Next to Auschwitz, Treblinka is believed to be an extermination camp where the largest number of people were murdered by the Nazis; between 700,000 and 900000. However, unlike Auschwitz, Treblinka formed part of Operation Reinhard.
Since I first visited Poland in 2009, which first ignited my interest in the Holocaust, I have always wanted to visit the former site of the Treblinka Extermination Camp. I finally made it in 2016.
Although the former camp site is similar to Belzec and Sobibor, in that most of the camp has now gone, it was by far the highlight of all the trips I have made to the various former camp sites.
Treblinka - Treblinka I was formed of two distinct areas, separated by approximately 1.5km. The labour camp was in operation between June 1941 and August 1944 and the extermination part of the camp performed as part of the Operation Reinhard from the end of July 1942 and the middle of August 1943. Approximately 20000 people passed through the labour camp with approximately half of them dying from disease, exhaustion and hunger. There were between 1- 2000 prisoners who lived in wooden barracks, mainly Polish but also included some Jews. The prisoners from the labour camp were forced to work in an open gravel pit, producing road material for use by the Germany military and part of a strategic road building programme in the Soviet Union. And the forest cutting wood, which was used as fuel for the open-air crematorium.

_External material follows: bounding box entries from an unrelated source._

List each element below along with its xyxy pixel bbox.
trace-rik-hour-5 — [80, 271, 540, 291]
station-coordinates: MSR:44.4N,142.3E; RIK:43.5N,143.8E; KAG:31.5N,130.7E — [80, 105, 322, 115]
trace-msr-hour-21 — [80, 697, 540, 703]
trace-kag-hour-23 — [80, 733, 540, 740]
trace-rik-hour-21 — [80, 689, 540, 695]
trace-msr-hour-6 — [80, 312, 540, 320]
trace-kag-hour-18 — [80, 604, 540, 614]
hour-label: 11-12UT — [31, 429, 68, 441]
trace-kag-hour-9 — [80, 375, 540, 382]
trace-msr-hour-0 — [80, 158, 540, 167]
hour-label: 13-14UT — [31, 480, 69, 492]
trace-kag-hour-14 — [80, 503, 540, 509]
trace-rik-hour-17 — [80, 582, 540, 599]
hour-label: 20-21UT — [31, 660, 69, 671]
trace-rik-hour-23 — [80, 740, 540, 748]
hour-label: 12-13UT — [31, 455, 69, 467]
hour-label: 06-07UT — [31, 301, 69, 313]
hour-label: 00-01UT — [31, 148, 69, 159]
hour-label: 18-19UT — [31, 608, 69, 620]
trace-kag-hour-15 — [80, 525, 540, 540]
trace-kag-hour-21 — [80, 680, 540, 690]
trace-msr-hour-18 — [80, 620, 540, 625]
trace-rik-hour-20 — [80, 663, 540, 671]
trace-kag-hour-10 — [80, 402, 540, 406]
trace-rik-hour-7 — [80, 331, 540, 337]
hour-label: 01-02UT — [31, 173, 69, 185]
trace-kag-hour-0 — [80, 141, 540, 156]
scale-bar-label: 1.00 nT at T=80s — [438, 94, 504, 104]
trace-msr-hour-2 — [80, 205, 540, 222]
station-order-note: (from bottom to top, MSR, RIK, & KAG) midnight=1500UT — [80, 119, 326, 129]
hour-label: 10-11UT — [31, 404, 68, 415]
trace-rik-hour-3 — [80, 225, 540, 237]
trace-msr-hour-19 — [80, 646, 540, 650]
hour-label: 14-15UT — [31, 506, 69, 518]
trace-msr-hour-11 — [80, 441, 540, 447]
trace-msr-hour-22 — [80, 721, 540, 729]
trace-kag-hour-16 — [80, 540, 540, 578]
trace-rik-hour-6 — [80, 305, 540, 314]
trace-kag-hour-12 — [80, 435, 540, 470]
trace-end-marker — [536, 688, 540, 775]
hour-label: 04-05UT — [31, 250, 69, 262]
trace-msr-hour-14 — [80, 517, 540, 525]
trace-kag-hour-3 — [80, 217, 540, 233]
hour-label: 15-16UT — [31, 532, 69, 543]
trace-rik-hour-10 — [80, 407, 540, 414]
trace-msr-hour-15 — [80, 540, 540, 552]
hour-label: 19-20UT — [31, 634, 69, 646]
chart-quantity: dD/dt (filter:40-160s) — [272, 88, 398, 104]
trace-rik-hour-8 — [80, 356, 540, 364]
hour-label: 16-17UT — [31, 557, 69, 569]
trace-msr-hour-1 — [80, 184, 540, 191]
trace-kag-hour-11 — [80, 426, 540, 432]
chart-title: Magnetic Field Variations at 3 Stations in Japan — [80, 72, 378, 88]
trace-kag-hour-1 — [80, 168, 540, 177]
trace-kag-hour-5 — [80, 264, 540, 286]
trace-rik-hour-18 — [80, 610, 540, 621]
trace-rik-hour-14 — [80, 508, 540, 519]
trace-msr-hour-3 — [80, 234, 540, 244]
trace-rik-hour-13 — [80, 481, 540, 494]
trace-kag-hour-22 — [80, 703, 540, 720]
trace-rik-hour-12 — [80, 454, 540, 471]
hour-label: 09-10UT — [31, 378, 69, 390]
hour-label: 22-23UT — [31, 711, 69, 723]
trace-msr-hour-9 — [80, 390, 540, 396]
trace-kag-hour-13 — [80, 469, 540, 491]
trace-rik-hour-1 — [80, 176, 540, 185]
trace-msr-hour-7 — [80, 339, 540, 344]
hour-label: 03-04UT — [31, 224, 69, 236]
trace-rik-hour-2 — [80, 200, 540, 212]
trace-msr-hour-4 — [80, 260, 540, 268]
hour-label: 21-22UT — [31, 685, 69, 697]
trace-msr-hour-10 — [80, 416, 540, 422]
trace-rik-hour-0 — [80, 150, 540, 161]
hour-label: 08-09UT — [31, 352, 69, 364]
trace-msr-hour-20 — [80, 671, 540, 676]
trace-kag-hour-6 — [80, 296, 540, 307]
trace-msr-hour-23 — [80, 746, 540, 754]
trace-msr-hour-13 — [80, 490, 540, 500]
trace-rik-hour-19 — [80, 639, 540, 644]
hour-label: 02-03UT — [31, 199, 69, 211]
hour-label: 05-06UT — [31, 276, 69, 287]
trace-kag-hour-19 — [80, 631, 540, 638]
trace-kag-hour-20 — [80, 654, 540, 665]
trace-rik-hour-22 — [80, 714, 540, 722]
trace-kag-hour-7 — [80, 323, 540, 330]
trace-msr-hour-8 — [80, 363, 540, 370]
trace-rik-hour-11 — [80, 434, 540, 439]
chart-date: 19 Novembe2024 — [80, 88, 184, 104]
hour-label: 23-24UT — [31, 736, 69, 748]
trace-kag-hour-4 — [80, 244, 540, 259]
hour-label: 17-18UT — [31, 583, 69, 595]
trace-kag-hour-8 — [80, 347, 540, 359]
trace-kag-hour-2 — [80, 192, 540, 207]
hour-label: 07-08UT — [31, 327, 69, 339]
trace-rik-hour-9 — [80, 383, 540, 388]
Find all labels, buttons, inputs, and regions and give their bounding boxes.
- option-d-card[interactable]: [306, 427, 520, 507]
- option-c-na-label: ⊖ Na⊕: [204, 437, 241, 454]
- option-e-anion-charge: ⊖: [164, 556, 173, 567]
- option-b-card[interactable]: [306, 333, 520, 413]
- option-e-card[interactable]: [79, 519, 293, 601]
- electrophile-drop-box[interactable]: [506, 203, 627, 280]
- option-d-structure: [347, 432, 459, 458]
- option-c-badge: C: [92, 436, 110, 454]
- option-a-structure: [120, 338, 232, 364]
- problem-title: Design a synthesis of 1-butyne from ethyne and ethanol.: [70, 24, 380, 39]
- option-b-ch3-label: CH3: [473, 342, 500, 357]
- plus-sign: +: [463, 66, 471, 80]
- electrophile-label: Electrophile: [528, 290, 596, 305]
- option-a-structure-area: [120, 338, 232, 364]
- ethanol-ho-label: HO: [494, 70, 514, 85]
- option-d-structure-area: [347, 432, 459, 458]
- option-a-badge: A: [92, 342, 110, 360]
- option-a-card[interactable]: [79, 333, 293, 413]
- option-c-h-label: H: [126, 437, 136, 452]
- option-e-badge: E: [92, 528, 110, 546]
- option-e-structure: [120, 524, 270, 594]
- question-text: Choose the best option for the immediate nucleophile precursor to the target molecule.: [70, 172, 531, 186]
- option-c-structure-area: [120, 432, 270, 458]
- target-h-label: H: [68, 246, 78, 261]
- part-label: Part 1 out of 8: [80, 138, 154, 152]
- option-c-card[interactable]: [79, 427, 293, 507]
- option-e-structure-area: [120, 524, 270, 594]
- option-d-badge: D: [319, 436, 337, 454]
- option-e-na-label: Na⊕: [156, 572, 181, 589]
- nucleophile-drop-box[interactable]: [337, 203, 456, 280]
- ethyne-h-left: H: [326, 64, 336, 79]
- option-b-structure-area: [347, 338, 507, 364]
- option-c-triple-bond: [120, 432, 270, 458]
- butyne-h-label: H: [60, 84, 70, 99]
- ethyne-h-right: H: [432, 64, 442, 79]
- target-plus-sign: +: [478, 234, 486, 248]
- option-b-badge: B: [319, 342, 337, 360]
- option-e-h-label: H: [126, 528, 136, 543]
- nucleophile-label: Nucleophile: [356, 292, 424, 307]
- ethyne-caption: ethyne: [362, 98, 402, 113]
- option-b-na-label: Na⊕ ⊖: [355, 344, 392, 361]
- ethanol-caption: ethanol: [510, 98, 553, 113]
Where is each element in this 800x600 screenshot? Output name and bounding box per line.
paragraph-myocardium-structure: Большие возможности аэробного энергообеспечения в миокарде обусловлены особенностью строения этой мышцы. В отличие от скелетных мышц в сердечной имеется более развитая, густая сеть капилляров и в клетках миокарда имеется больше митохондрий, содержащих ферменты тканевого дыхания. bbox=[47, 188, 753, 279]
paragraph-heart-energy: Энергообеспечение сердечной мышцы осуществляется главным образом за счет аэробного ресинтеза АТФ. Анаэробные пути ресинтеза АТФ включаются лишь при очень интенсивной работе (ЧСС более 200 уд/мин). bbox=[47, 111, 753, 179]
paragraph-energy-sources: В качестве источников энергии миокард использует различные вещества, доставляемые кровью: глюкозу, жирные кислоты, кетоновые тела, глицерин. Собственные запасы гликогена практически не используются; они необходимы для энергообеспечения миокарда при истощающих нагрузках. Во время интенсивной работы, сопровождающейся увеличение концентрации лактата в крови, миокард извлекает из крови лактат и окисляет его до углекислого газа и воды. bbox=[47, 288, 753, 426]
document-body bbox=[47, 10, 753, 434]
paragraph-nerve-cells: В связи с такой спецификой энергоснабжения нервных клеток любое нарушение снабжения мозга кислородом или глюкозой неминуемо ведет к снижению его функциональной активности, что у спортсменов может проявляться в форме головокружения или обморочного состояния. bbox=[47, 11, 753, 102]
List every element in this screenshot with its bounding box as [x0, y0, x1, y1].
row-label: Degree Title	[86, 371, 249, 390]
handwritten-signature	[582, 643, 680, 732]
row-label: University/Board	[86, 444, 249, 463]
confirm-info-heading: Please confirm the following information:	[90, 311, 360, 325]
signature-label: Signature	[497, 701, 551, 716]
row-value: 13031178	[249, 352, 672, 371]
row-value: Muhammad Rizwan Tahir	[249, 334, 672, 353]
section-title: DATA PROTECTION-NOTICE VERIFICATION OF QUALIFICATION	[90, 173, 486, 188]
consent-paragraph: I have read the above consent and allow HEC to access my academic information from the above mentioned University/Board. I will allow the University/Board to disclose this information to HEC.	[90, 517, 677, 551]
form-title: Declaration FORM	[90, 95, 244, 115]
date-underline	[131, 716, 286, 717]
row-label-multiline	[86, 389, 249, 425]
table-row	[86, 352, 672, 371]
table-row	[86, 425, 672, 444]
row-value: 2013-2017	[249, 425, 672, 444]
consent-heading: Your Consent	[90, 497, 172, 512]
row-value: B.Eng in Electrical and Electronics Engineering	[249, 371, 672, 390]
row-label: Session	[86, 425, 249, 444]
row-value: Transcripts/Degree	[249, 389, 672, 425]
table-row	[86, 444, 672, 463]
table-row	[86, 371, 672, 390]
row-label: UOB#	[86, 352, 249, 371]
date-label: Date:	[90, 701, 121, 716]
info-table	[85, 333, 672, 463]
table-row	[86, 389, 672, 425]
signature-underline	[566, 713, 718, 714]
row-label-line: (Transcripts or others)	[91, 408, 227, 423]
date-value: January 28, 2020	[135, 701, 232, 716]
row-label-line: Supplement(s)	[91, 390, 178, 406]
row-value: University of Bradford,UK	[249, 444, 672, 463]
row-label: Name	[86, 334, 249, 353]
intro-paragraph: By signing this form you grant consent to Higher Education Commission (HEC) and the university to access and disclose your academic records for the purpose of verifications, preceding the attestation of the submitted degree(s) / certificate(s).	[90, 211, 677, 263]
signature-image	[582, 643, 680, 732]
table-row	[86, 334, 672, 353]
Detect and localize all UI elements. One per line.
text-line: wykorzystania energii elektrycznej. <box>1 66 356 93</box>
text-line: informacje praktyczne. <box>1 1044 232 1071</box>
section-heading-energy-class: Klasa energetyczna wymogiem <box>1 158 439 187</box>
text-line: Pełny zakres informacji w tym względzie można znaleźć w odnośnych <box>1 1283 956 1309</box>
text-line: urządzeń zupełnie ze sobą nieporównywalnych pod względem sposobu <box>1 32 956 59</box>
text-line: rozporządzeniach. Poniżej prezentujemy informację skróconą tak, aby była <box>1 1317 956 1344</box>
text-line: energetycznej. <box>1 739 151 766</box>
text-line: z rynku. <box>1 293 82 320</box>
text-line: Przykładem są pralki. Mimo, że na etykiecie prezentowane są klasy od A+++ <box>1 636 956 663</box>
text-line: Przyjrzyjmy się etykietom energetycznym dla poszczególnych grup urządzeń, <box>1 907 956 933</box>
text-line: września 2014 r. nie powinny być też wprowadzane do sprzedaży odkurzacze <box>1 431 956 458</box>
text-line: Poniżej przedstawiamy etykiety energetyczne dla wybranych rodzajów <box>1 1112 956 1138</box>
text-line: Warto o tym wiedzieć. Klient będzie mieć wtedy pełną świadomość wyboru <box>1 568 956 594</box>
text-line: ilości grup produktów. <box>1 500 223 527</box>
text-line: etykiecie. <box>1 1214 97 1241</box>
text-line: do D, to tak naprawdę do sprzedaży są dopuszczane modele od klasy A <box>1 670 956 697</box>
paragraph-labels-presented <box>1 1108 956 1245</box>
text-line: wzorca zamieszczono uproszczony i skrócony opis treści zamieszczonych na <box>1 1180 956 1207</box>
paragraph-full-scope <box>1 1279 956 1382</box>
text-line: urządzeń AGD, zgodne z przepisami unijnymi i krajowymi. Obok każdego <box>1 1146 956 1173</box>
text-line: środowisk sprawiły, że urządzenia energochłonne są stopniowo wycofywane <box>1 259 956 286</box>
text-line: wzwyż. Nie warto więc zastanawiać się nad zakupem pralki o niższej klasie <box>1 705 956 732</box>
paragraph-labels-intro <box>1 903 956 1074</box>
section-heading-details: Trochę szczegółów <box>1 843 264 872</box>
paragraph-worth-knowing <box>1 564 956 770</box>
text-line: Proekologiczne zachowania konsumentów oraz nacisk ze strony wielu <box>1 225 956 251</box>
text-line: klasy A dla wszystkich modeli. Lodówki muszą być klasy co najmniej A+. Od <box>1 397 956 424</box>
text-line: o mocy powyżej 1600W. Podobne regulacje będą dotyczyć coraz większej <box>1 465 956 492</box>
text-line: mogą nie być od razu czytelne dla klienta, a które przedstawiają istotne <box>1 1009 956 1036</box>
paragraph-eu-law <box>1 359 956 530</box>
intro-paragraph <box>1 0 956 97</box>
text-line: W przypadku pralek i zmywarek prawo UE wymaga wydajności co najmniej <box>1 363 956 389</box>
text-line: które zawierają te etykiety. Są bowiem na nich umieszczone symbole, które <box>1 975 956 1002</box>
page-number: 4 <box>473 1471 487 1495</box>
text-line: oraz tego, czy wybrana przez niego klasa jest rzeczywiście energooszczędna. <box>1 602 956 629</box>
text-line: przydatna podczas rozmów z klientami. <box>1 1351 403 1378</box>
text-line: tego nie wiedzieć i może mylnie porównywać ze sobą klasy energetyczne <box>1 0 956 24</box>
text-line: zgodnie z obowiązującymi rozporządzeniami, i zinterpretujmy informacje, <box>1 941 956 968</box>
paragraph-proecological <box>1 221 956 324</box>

From April to June 1942 some of these prisoners dug the foundations for the extermination part of the camp. The extermination part of the camp, Treblinka II, was located in a forest approximately 4km from Treblinka station and approximately 50km from Warsaw (the proximity relevant to its role; extermination of the Warsaw Jews hold-up in the ghetto. The camp was surrounded by a double row of barbed wire with a patrol area between the two fences.
Treblinka II was divided into 3 parts, Camp 1 was the administrative part and where the guards lived, Camp 2 was the receiving area which included the railway unloading ramp that extended from the Treblinka line that entered the camp where incoming prisoners were off-loaded and Camp 3 where the gas chambers were located. This camp was surrounded by barbed wire and was camouflaged by spruce branched.